“We can have great success in difficult times with vision and leadership,” said Jim Kurth, deputy chief of the National Wildlife Refuge System, to the enthusiastic crowd gathered at the Conserving the Future conference.

The vision acknowledges that Friends are a refuge’s best ambassadors, noting that the Refuge System must “build on these successful citizen partnerships and take advantage of the opportunities that an aging but active baby boom generation provides.” Vision recommendation #11 calls for development of community partnerships so every refuge or refuge complex has a Friends group. Another recommendation calls for development of a national volunteer corps. National Friends coordinator Joanna Webb said there was overwhelming consensus among the 76 Friends attending the conference to support existing Friends groups, diversify programs for online accessibility and strengthen communication with refuge staff.

Siekaniec and Friends

Webb moderated an open discussion among Friends, former Refuge System chief Greg Siekaniec, who is now deputy director of the U.S. Fish and Wildlife Service, and Evan Hirsche, president of the National Wildlife Refuge Association (NWRA). When Friends expressed concern about future funding levels for the Refuge System, Siekaniec responded, “You will need to think about your vision as a Friends group and focus on your priorities.”

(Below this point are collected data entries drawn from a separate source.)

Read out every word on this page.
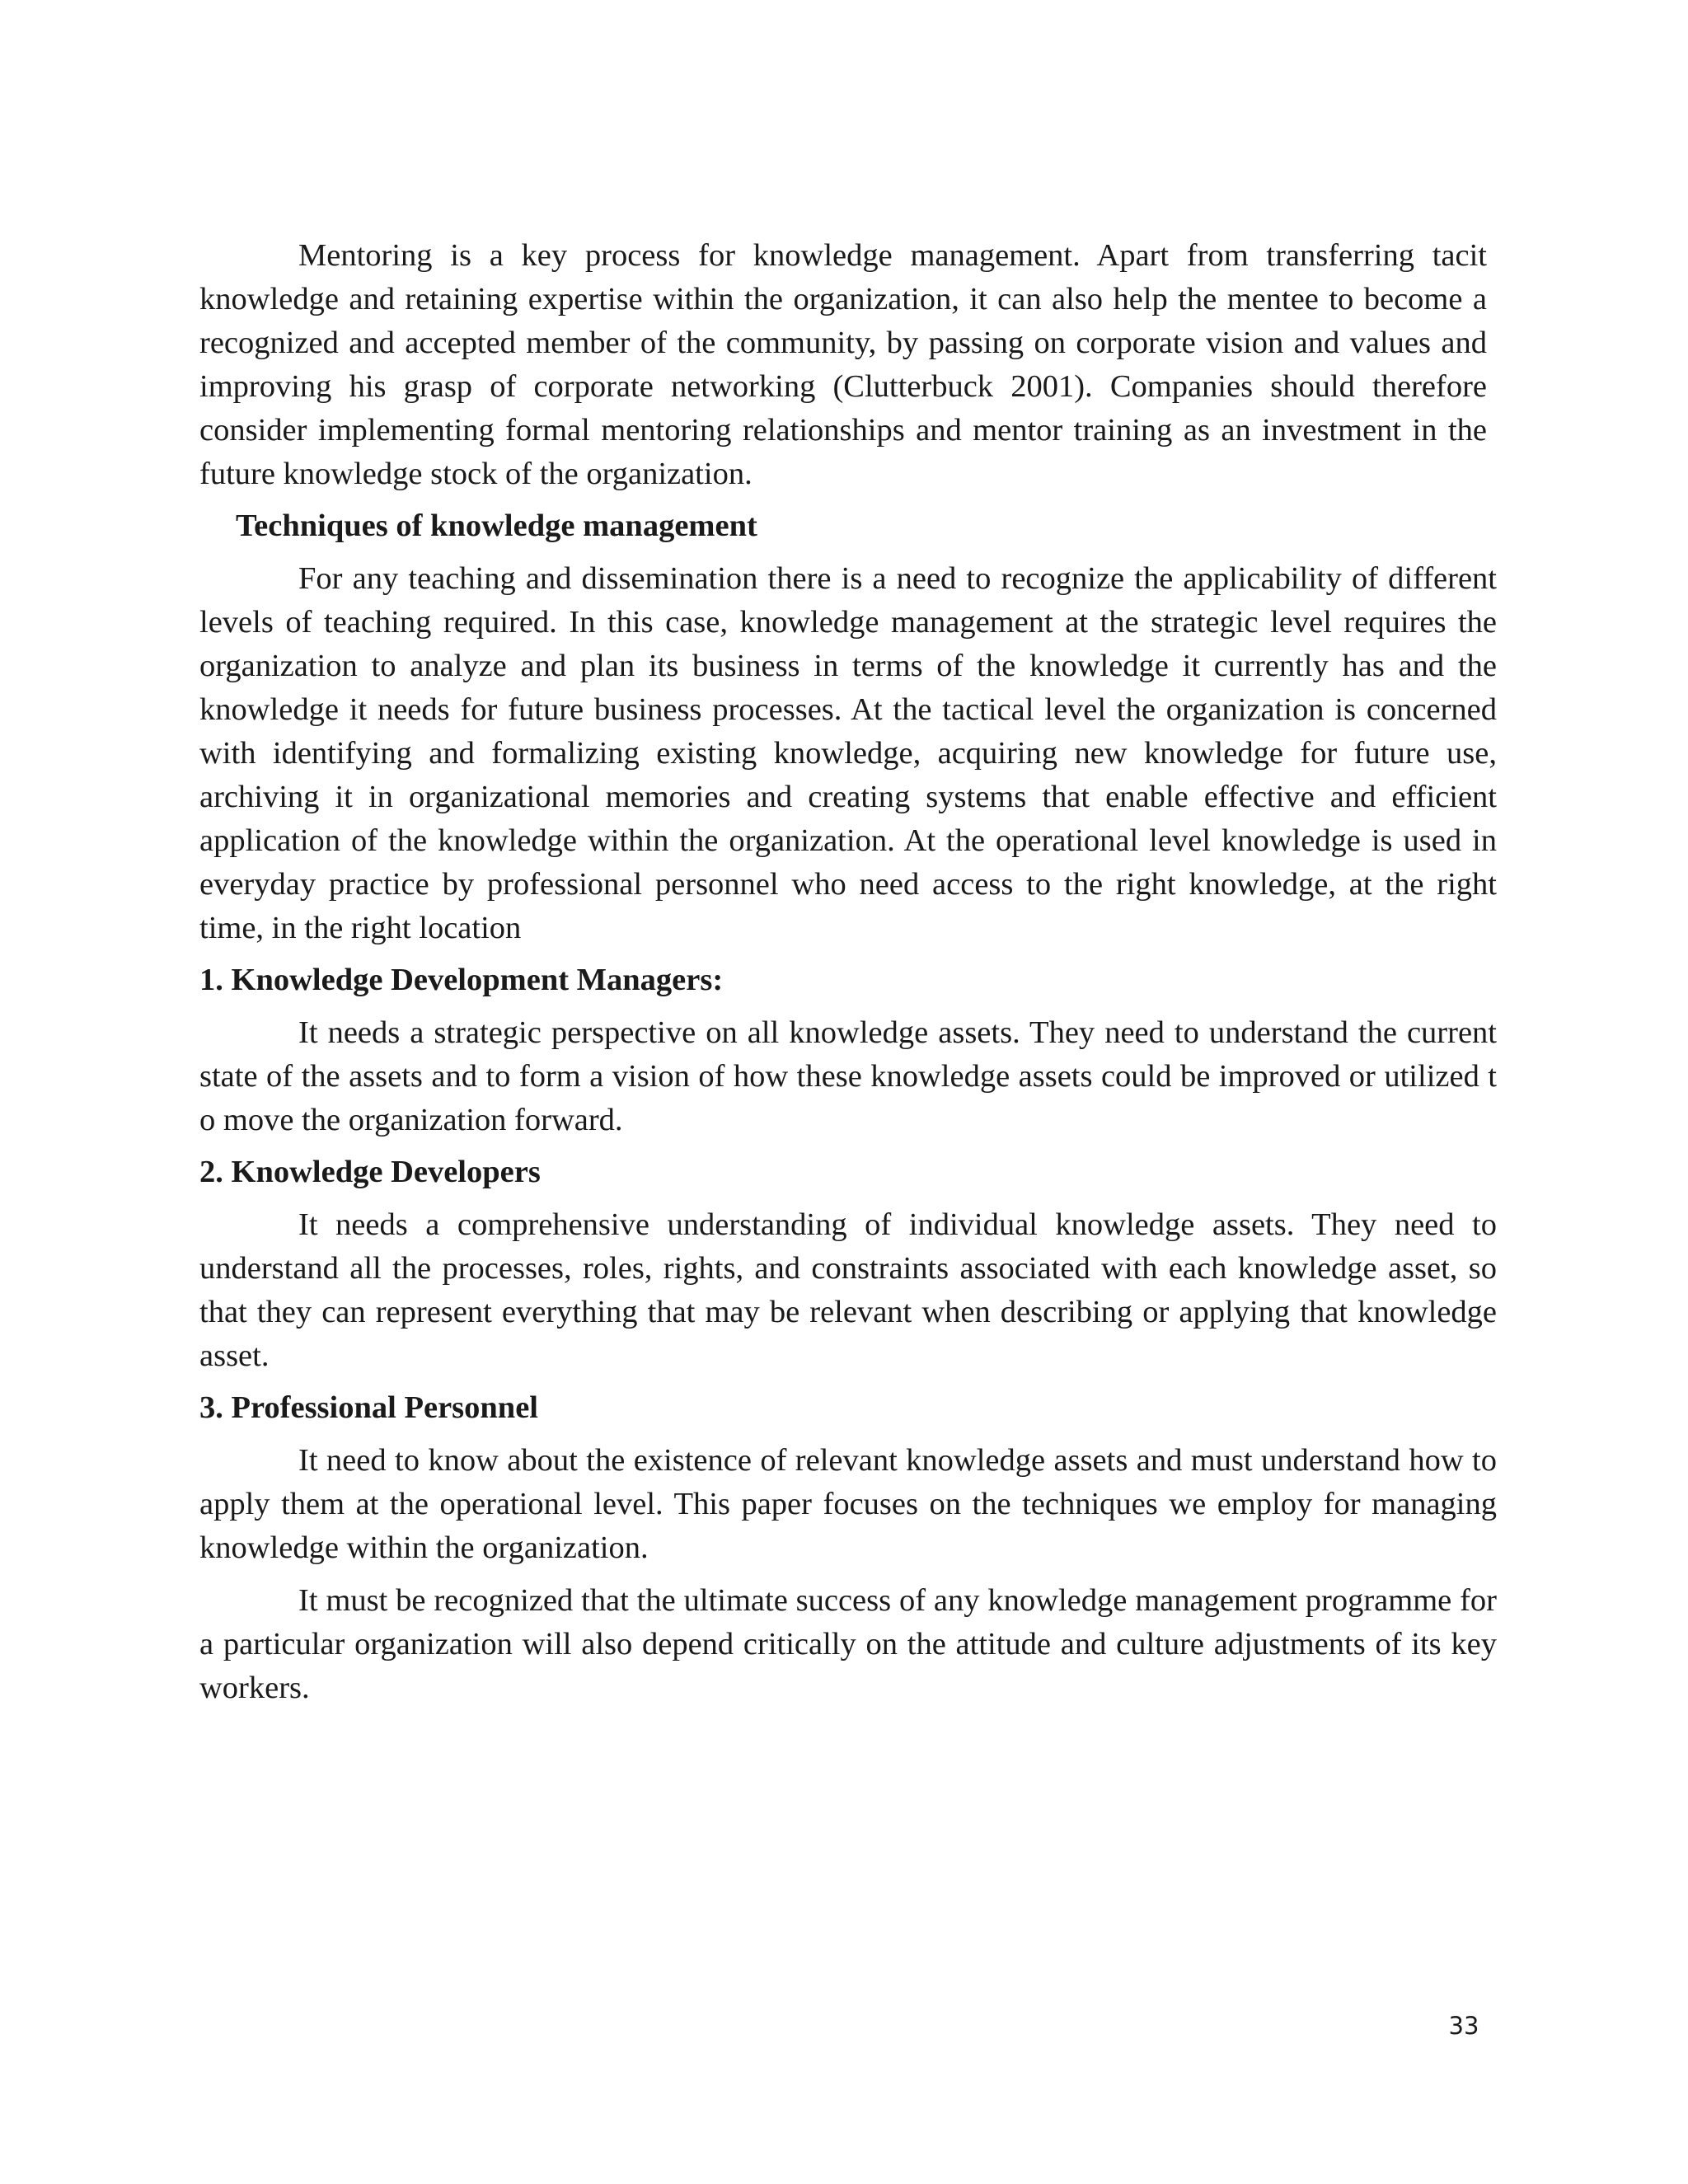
Mentoring is a key process for knowledge management. Apart from transferring tacit knowledge and retaining expertise within the organization, it can also help the mentee to become a recognized and accepted member of the community, by passing on corporate vision and values and improving his grasp of corporate networking (Clutterbuck 2001). Companies should therefore consider implementing formal mentoring relationships and mentor training as an investment in the future knowledge stock of the organization.

Techniques of knowledge management

For any teaching and dissemination there is a need to recognize the applicability of different levels of teaching required. In this case, knowledge management at the strategic level requires the organization to analyze and plan its business in terms of the knowledge it currently has and the knowledge it needs for future business processes. At the tactical level the organization is concerned with identifying and formalizing existing knowledge, acquiring new knowledge for future use, archiving it in organizational memories and creating systems that enable effective and efficient application of the knowledge within the organization. At the operational level knowledge is used in everyday practice by professional personnel who need access to the right knowledge, at the right time, in the right location

1. Knowledge Development Managers:

It needs a strategic perspective on all knowledge assets. They need to understand the current state of the assets and to form a vision of how these knowledge assets could be improved or utilized t o move the organization forward.

2. Knowledge Developers

It needs a comprehensive understanding of individual knowledge assets. They need to understand all the processes, roles, rights, and constraints associated with each knowledge asset, so that they can represent everything that may be relevant when describing or applying that knowledge asset.

3. Professional Personnel

It need to know about the existence of relevant knowledge assets and must understand how to apply them at the operational level. This paper focuses on the techniques we employ for managing knowledge within the organization.

It must be recognized that the ultimate success of any knowledge management programme for a particular organization will also depend critically on the attitude and culture adjustments of its key workers.

33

After that session, the NWRA’s Joan Patterson said, “We need to pull together, draw on our combined strengths, and find all the possible right answers to the challenges the refuge system will face. Friends have an amazing capacity to find those right answers, when working with refuge staff to define challenges and brainstorm solutions.”

Like many who attended the conference, Gaye Lingley, representing Friends of San Diego Wildlife Refuges, CA, said, “It’s always a huge benefit to be reinvigorated and recharged by such inspirational speakers and to be with others of like mind.”

Susan Snider, Friends of the Norwalk Islands, CT, said she believes the vision’s urban refuge initiative should be a large part of the Comprehensive Conservation Plan discussion at Stewart B. McKinney National Wildlife Refuge. “It will become critical to think creatively about how to connect urban populations with nature.”

Laurie Peterka and Ike Cabrera, members of the Friends of the Marianas Trench Marine National Monument, traveled the furthest. “We arrived at this conference empty and we left full of hope and vision,” said Cabrera. “We feel like we can bring the experience back to our community and continue the hard work, knowing there are partners who will assist us.”

In an exhilarating presentation illustrated with his own photography, former National Geographic photographer Dewitt Jones gave everyone four bywords to guide their actions in the weeks and months after the conference—vision, purpose, passion, creativity. “Celebrate what’s right and that will give you the energy to come up with something that is truly extraordinary.”